With the rise of disruptive innovation impacting everyday business decisions, it is becoming far more difficult for other C-Suite executives to contribute the same strategic guidance that the CIO is able to offer. This is particularly true for the CFO, whose remit has narrowed from covering IT, HR and everything in between to just the finance function.

There is increased pressure for the CFO to be a strategic, executive presence in the boardroom, using data-driven insights to not only influence the firm’s growth and profitability, but also to ensure the firm’s actual existence in some cases.

This strategic requirement is muddying the waters, as data analysis used to sit firmly with the CIO. With palpable tension between these two roles, it has been difficult for both parties to form a partnership and create maximum value for the business. However, this will become even more crucial in today’s economic climate.

Slow beginnings

Calls for a stronger relationship between the CFO and CIO are the result of a shared interest. CIOs are realising that IT decisions need to be aligned with larger business goals, and as a result, collaboration between these two executives is vital.
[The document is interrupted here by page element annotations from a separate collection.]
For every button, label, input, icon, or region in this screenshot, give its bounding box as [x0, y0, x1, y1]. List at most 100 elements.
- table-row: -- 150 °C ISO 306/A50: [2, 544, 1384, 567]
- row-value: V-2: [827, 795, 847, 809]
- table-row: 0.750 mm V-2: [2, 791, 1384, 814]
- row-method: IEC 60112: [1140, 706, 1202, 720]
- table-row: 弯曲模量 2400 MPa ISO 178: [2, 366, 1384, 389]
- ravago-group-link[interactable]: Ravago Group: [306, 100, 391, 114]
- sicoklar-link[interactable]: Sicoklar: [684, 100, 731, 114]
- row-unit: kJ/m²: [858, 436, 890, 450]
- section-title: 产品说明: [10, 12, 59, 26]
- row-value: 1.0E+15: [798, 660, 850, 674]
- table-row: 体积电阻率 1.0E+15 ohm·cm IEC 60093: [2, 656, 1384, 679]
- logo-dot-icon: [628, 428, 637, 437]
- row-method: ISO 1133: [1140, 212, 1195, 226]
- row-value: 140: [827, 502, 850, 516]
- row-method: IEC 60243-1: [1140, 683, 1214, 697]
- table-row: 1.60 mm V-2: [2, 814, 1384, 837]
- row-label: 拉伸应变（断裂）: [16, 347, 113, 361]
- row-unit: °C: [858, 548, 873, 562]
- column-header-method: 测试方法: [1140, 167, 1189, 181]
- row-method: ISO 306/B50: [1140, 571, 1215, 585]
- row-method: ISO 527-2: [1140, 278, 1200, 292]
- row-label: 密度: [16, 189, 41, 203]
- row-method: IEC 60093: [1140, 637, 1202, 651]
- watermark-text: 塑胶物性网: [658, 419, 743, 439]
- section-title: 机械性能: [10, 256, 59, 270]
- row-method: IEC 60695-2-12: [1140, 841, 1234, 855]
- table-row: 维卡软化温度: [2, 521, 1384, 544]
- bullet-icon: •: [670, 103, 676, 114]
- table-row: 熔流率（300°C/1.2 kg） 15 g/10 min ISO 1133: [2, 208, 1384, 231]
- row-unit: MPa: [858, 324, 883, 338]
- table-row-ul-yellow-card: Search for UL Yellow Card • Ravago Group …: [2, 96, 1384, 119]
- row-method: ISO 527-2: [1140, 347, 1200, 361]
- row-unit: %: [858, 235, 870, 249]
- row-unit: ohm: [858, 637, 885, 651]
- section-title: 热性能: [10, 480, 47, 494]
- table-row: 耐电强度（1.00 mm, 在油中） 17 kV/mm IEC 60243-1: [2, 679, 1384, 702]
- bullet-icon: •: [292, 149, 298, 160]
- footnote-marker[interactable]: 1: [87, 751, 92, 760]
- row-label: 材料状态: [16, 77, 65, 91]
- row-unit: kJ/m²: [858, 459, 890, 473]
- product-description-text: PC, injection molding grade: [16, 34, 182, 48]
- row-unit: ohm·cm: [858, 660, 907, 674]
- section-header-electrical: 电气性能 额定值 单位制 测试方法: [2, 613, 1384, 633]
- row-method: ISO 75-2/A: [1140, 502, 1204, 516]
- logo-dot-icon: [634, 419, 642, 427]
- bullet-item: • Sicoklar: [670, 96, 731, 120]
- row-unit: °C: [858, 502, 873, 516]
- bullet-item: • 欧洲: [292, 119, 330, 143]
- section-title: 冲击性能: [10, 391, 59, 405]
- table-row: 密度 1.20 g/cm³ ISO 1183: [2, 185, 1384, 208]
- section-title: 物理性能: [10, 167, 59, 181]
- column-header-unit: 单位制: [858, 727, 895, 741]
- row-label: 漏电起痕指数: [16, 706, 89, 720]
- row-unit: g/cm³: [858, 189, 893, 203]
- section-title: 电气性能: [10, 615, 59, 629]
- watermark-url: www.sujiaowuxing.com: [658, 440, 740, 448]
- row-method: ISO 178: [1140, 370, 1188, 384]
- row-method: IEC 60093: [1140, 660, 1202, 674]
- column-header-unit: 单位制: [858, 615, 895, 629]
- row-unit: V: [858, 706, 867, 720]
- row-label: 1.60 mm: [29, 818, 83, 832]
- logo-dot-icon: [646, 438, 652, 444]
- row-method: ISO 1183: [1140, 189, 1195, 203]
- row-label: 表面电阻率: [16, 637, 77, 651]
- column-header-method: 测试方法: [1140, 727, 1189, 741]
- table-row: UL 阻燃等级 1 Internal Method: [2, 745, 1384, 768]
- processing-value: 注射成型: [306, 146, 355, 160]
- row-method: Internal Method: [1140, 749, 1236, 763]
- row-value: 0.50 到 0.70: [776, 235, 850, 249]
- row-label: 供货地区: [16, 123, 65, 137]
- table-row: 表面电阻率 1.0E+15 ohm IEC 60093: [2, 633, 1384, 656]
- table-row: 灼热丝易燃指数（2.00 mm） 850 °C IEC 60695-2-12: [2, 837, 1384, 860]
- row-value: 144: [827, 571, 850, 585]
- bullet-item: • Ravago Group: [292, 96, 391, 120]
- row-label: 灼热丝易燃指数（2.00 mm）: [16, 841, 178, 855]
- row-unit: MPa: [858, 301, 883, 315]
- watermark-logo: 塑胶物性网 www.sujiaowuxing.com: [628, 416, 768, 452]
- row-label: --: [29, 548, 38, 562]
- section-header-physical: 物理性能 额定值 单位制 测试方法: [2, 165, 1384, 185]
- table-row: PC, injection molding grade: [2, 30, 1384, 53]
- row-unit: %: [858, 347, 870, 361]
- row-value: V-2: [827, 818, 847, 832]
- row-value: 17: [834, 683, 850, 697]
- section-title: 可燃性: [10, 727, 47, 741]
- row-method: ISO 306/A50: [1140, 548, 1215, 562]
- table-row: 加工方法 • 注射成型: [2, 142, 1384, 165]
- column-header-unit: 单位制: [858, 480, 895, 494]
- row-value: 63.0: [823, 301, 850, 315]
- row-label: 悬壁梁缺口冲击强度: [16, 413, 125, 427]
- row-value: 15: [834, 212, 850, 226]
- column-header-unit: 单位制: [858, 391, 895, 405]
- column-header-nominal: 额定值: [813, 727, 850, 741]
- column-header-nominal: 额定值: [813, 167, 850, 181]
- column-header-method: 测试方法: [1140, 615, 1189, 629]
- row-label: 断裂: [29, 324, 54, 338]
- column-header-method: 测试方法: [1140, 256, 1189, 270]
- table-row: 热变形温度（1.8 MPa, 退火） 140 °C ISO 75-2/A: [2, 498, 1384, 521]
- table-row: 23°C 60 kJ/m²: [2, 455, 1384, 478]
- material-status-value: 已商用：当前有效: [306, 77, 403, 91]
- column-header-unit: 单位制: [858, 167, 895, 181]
There are potential blocks in the road, however. The difference in language between the CFO and CIO is cited as a reason why communication is a difficult process: one speaks the language of finance, and the other of technology. This, often coupled with opposing personalities, can make the challenge of understanding one another even more difficult.

For example, CIOs are often big-picture thinkers, wanting new and endless possibilities to boot. Conversely, CFOs usually value detailed plans, are logical, and want results-driven ideas. Whilst these archetypes are by no means true in all cases, it can still be useful for these executive roles to be aware of their differences and be mindful of these potential communication barriers.

Fast friends

In most organisations, the responsibilities assigned to both the CFO and CIO are designed to keep business operations running effectively, whilst also shaping the firm’s future growth. As such, there is a clear overlap and opportunity to work together more closely here.

The merging of technology and investment strategy has increased the need for a good working relationship between these executive roles. As CFOs mainly contribute to IT from a budgetary perspective, and CIOs from a strategic one, greater collaboration will be essential for businesses to keep their competitive edge.

For this reason, CFOs should consider implementing a ‘Business Partnering’ approach, where they work with the finance function to provide regular commercial and economic insights for the business to implement into wider company strategies. The current socio-political climate is just one example of an opportunity for today’s CFOs to add value and provide the board with guidance or how to plan, budget and forecast for any future volatility.

This approach will allow these two boardroom heavyweights to speak the same strategic language, and help to lessen any tension between them and their respective departments. Ultimately, the relationship between the CFO and CIO will have a direct correlation with a company’s success, so it is vital for them to collaborate and provide high level ideas to propel the business forward in today’s digital world.